The common logic says the Marquette Golden Eagles' hopes of a long postseason run snapped along with Dominic James' fifth metatarsal Wednesday night against Connecticut.
And in watching his teammates almost-but-not-quite-enough effort in a 62-58 loss at No. 6 Louisville Sunday afternoon, such thinking isn't entirely out of line.
It's happened before: Marquette lost Travis Diener late in the 2005 season and was soundly embarrassed both in the final regular-season Conference USA game (a 51-39 loss to St. Louis), the C-USA tournament (60-57 to TCU) and, then the debacle that was the NIT (54-40 to Western Michigan).
It happened again when McNeal missed the final four games of his sophomore campaign. Marquette went 2-2 during that stretch, beating Pittsburgh to close out the regular season and St. John's to open the Big East Tourney, but losing in a rematch with the Panthers and to Michigan State in the NCAA Tournament.
But as strange as it may seem, all is not lost for the Golden Eagles this time around. The difference between those team's and the James-less Golden Eagles of 2009? It's simple: this team, despite glaring shortcomings, is better.
Heading into the season, critics pointed no further than Marquette's lack of anything even close to resembling a big man, a short bench and a brand-new, no-name coach as solid evidence that the Golden Eagles will be nothing more than an also-ran in the brutal Big East.
When the Golden Eagles jumped out to a big lead in league play, those same critics said "wait until the final stretch." And two games into that stretch, both without James, Marquette is still proving people wrong.

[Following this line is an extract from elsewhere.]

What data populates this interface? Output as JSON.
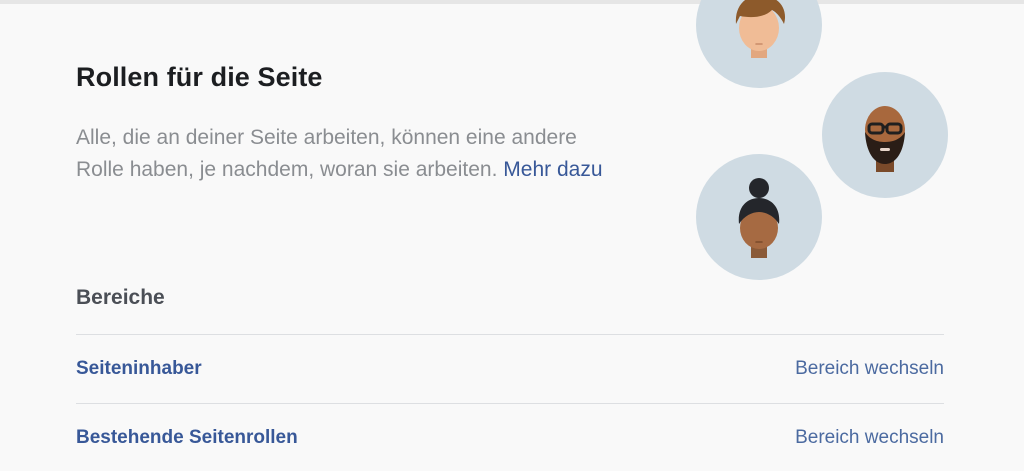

Face it; it wasn't absurd to suggest Marquette was going to get smoked by 20 at Freedom Hall on Sunday. Louisville hammered the Golden Eagles there a year ago ... and that was with James and extra bodies off the bench.
Still, showing the toughness and grittiness that's defined head coach Buzz Williams' first squad, Marquette hung close, clawed its way out of each big deficit and still had a chance to win in the games final minutes.
And in the grand scheme of things, McNeal's ice-cold shooting (3-for-19) would have made any discussion of James' absence null and void. Marquette couldn't shoot the ball Sunday, but hung tight on defense, rebounded and did all the things they've done all year while building a 23-6 record.
"We will be accountable as a team -- as men -- for our work from this point forward despite the public perception of 'feel sorry for Marquette'," a somber and emotional Williams said Wednesday night.
But it's unlikely anybody is going to feel sorry for Marquette; especially top-ranked (for now) Pitt, which welcomes the Eagles Wednesday night and Syracuse, which comes to the Bradley Center this weekend. If anything, those teams need look no further than Sunday's game tape to realize just how dangerous this team can be - even without its senior point guard.
As strange as it may seem now, the Golden Eagles are playing with the ultimate mulligan: they have nothing to lose. Nope, the Big East regular-season title is gone. But the tournament crown? Sure, why not. The Sweet 16 or even Elite 8? Neither is out of the realm of possibility.
Williams can pull out all the stops, rewrite the playbook and try whatever sounds good at the moment to overcome James' injury. If it succeeds, he'll be a genius. If the Golden Eagles fail, they get an almost free pass for missing one of their anchor players.
Don't write these Golden Eagles off just yet; as they've shown all year long, they save their best for when the chips are against them.